Brooks married Oscar-winning actress Anne Bancroft in 1964, bringing along his three children from a previous marriage. On the surface, the newlyweds seemed an odd match — Mel was Jewish and clownish, Anne was Catholic and a dramatic actress, but they complemented each other perfectly, remaining together until her death in 2005.
Reportedly, after Brooks had done a run of lesser films, it was muse and partner Bancroft who encouraged him to musicalize his first big movie success for Broadway. It was a long shot that paid off: “The Producers” was an enormous hit when it opened in 2001. The show nearly swept the Tonys, and even spawned a movie of the musical version (stick with the original, folks).

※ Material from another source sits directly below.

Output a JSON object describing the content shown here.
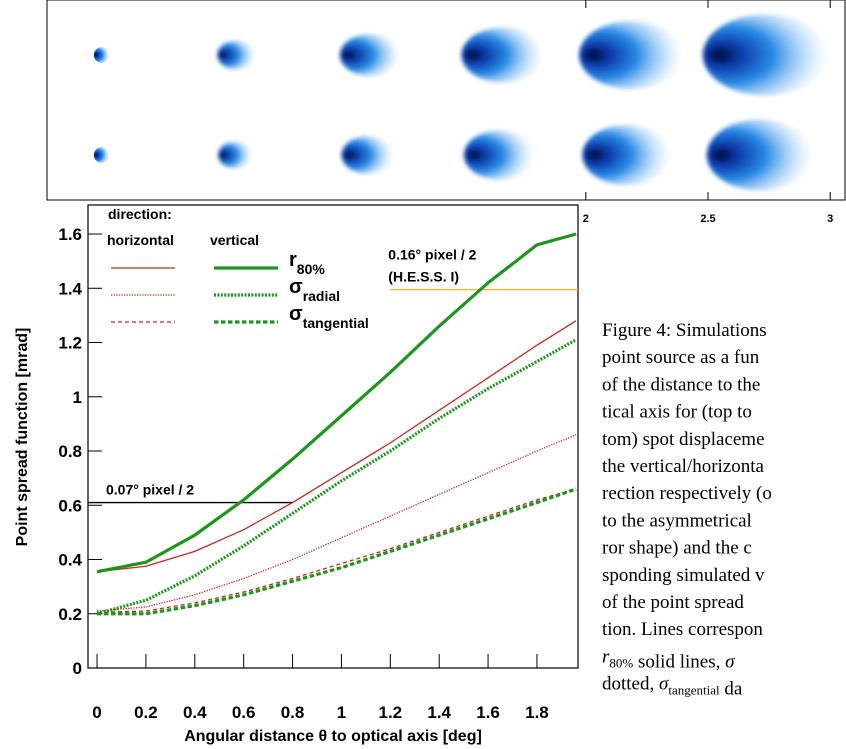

Brooks’s next project was a similar treatment for “Young Frankenstein,” a show that opened in 2007 but failed to catch fire as its predecessor had.
Still, what a run. Mel is one of the select few to attain membership in the EGOT Club — people who’ve won an Emmy, a Grammy, an Oscar and a Tony. He was awarded a Kennedy Center Honors in 2009 and an AFI lifetime achievement award in 2013. It just goes to show, you can’t keep a Brooklyn kid down.
Looking back, with the possible exception of 2001, 1974 must have been Mel’s sweetest year. To come out with two indelible comedies in ten months was a truly impressive achievement. (Though too often the Oscars neglect funny movies, most industry pros will tell you they're the hardest type of film to pull off successfully.)
So, back to the earlier question — four decades later, which of Mel’s two 1974 releases holds up better? If you ask the American Film Institute, they’d climb aboard “Saddles”, which is ranked #6 on their list of funniest movies. “Young Frankenstein” does not even make the top ten, coming in at #13.
You was robbed, Frankie! Watching both features today, I’m forced to disagree with the AFI. “Blazing Saddles” will always be entertaining, and does contain some unforgettable sequences, but all the gross-out gags and irreverent, slapstick silliness — which felt so fresh and outrageous back then — come off as slightly strained now. By comparison, the more measured, cerebral wit of "Young Frankenstein" has aged like a fine Bordeaux.
So — that’s my vote... where do you stand on this burning issue?